Compute the residuals and plot the residuals vs fitted values.

**Question 10**

What can you conclude about this plot ?


**TO CODE 4.2**

Also compute the Scale Location plot


**Question 11**

What can you conclude about this plot ?


**TO CODE 4.3**

Compute now the Cook's distance for our data. You can compute it by yourself or use any library you can find.


**Question 12**

What can you conclude about this plot ?


**TO DO 4.1**

We are now adding multiple variable in our regression problem. Run the following cell in order to add multiple variables to your model :

In [None]:
from sklearn.preprocessing import scale
from sklearn.model_selection import train_test_split
from sklearn.linear_model import Ridge, Lasso
from sklearn.metrics import mean_squared_error

df_study = df[(df.Country == "Belarus") | (df.Country == "Madagascar") | (df.Country == "India") | (df.Country == "Lithuania")]
y = df_study.Life_expectancy
X = df_study[['Adult_mortality', 'Alcohol', 'Total_expenditure', 'Income_composition_of_resources', 'Schooling', "HIV_AIDS"]].to_numpy(dtype='float64')

**TO CODE 4.4**

Dealing with too many variables can sometimes be counter-productive and it can be more interesting to remove some features.
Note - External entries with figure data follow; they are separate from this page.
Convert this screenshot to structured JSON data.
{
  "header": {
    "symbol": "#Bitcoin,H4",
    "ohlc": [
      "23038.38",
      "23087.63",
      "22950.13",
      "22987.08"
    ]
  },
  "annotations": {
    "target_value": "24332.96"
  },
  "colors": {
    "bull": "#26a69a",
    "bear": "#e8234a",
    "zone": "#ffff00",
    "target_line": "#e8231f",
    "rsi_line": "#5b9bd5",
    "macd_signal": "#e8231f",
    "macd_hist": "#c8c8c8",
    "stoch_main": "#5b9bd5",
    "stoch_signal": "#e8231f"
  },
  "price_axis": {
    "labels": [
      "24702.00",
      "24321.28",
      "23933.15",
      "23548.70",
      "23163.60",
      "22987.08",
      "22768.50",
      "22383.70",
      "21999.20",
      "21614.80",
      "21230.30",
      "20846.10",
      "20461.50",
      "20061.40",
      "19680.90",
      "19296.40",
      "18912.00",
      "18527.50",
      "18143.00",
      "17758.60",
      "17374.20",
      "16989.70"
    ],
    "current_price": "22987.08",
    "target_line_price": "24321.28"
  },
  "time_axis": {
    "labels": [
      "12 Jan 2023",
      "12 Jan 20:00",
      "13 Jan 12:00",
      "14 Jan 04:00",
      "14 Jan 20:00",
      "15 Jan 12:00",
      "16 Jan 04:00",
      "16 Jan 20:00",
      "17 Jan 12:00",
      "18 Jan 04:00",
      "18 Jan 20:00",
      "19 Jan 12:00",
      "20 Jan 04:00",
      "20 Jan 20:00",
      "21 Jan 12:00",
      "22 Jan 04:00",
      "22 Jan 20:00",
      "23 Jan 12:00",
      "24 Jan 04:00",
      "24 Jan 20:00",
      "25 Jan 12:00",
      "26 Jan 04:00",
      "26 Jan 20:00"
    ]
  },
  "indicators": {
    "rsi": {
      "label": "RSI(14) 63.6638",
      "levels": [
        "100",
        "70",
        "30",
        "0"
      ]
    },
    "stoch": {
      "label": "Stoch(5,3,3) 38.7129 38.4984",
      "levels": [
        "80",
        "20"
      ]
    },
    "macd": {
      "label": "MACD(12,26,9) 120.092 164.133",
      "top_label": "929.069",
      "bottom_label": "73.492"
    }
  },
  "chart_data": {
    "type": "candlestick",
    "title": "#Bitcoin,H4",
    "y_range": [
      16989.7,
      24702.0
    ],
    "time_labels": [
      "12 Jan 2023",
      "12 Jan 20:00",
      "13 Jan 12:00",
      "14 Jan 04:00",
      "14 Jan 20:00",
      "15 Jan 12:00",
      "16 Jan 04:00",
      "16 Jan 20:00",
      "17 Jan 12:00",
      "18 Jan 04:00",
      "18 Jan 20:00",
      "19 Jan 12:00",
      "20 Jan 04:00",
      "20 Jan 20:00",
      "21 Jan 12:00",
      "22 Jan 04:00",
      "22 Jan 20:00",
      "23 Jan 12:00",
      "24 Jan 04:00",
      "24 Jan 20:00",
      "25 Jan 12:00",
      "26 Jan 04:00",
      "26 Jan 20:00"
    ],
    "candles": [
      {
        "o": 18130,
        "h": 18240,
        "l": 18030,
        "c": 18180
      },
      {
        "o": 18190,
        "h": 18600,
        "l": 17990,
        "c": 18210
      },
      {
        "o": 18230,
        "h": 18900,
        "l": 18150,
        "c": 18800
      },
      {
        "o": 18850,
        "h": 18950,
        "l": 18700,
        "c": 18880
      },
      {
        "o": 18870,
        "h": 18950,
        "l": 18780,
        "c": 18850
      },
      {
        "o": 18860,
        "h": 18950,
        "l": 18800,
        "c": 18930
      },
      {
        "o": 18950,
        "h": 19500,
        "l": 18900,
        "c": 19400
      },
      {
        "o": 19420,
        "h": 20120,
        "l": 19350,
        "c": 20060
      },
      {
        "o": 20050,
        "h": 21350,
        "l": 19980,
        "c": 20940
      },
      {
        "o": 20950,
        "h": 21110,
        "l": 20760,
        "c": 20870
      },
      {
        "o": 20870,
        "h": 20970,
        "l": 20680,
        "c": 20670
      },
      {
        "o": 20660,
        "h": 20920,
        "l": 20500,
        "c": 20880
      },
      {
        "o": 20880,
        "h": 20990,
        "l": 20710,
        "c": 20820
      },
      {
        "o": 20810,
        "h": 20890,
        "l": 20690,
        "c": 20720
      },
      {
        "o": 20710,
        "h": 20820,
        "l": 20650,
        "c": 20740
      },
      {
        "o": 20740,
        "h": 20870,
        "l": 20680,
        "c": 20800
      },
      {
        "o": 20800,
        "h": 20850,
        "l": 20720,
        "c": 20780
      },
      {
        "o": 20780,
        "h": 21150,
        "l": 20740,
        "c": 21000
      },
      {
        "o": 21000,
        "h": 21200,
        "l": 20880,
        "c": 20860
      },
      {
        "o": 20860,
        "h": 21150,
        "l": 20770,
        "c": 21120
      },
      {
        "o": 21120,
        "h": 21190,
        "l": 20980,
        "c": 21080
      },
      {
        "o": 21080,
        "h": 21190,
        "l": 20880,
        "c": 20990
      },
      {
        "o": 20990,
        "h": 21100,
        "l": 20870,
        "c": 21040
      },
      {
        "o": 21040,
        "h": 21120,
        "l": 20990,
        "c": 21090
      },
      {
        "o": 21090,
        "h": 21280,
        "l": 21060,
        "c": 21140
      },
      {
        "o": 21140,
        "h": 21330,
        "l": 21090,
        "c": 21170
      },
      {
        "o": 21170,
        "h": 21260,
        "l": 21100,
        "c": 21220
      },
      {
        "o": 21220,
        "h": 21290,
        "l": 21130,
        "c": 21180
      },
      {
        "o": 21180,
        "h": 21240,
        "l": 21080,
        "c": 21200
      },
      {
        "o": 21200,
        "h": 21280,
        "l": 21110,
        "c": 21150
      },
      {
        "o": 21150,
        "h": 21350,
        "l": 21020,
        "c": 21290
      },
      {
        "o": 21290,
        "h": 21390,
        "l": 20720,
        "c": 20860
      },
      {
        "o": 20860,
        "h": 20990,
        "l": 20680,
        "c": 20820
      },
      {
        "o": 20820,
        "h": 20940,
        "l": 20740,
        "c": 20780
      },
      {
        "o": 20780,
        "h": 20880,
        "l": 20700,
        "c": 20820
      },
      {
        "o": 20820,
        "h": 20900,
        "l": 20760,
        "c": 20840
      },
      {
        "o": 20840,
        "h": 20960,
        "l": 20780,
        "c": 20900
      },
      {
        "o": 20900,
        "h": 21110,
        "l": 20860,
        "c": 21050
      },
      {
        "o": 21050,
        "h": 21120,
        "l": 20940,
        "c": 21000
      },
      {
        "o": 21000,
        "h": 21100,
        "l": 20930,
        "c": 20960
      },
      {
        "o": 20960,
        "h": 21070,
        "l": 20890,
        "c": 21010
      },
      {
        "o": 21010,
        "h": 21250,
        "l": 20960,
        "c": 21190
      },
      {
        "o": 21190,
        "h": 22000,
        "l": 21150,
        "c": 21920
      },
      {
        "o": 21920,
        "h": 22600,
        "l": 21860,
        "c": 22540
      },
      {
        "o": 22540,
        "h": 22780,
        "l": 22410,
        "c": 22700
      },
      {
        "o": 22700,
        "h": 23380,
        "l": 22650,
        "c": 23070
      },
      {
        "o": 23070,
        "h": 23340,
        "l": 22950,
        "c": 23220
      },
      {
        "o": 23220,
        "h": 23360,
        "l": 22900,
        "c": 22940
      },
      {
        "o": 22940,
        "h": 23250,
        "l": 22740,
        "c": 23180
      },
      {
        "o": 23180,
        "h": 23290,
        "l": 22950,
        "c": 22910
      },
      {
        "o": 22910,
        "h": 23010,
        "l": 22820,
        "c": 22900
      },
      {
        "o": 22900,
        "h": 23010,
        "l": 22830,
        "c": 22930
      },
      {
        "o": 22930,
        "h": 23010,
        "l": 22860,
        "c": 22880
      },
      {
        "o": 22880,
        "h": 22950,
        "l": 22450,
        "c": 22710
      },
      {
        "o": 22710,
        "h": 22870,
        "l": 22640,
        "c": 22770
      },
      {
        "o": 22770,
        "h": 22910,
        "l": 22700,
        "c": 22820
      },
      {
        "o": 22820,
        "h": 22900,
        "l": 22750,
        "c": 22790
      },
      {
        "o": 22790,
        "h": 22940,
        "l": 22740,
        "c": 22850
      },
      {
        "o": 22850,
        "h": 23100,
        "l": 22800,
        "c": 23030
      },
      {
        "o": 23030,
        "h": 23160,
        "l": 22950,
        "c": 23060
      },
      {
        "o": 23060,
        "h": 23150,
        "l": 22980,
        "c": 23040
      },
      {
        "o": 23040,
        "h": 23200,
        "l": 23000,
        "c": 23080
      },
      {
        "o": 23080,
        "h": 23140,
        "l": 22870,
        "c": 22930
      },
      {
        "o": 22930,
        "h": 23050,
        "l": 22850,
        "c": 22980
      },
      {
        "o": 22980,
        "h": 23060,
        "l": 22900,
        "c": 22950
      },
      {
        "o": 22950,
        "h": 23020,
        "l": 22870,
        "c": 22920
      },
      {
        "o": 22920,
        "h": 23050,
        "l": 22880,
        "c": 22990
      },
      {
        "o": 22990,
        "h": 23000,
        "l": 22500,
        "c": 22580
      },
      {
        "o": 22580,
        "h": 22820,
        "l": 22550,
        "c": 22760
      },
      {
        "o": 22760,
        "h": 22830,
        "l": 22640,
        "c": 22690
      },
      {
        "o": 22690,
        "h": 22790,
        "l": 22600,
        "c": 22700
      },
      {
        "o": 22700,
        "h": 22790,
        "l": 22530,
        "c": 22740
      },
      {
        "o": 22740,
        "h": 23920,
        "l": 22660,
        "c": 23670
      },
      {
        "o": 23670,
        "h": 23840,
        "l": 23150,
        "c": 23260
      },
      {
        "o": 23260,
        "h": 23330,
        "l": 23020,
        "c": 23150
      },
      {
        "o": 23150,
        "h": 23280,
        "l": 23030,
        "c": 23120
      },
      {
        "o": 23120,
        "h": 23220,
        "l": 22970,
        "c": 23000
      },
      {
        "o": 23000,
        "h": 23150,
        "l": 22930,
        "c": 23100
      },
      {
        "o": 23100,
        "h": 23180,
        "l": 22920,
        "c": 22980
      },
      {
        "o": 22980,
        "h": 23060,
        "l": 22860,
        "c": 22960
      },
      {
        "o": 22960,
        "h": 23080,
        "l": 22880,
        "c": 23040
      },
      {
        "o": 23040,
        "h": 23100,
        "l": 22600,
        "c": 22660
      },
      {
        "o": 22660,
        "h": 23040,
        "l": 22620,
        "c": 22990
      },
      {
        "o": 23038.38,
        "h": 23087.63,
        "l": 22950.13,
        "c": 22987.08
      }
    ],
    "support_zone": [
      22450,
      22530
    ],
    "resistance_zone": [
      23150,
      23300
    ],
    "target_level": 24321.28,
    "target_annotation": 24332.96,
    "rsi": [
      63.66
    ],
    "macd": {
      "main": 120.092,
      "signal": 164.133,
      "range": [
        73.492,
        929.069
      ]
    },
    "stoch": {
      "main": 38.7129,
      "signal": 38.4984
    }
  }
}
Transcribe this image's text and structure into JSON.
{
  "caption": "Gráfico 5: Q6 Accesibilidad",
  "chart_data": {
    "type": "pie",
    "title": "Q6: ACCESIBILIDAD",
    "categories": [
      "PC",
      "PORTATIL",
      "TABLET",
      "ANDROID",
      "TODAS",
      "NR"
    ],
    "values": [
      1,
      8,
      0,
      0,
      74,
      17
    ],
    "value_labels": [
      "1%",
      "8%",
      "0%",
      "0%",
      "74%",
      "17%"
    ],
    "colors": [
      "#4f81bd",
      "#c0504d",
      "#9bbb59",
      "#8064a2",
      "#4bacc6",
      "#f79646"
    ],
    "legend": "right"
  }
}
One way to evaluate the importance of each variable is to compute the f_test whose function is named f_regression in sklearn.

**QUESTION 13**

According to the f_test, rank each variable from the least to the most promising. Compare it with the correlation of your subset.

## Checkpoint : 4
Call your teacher to validate the section 4. Congrats, you finished the first TP !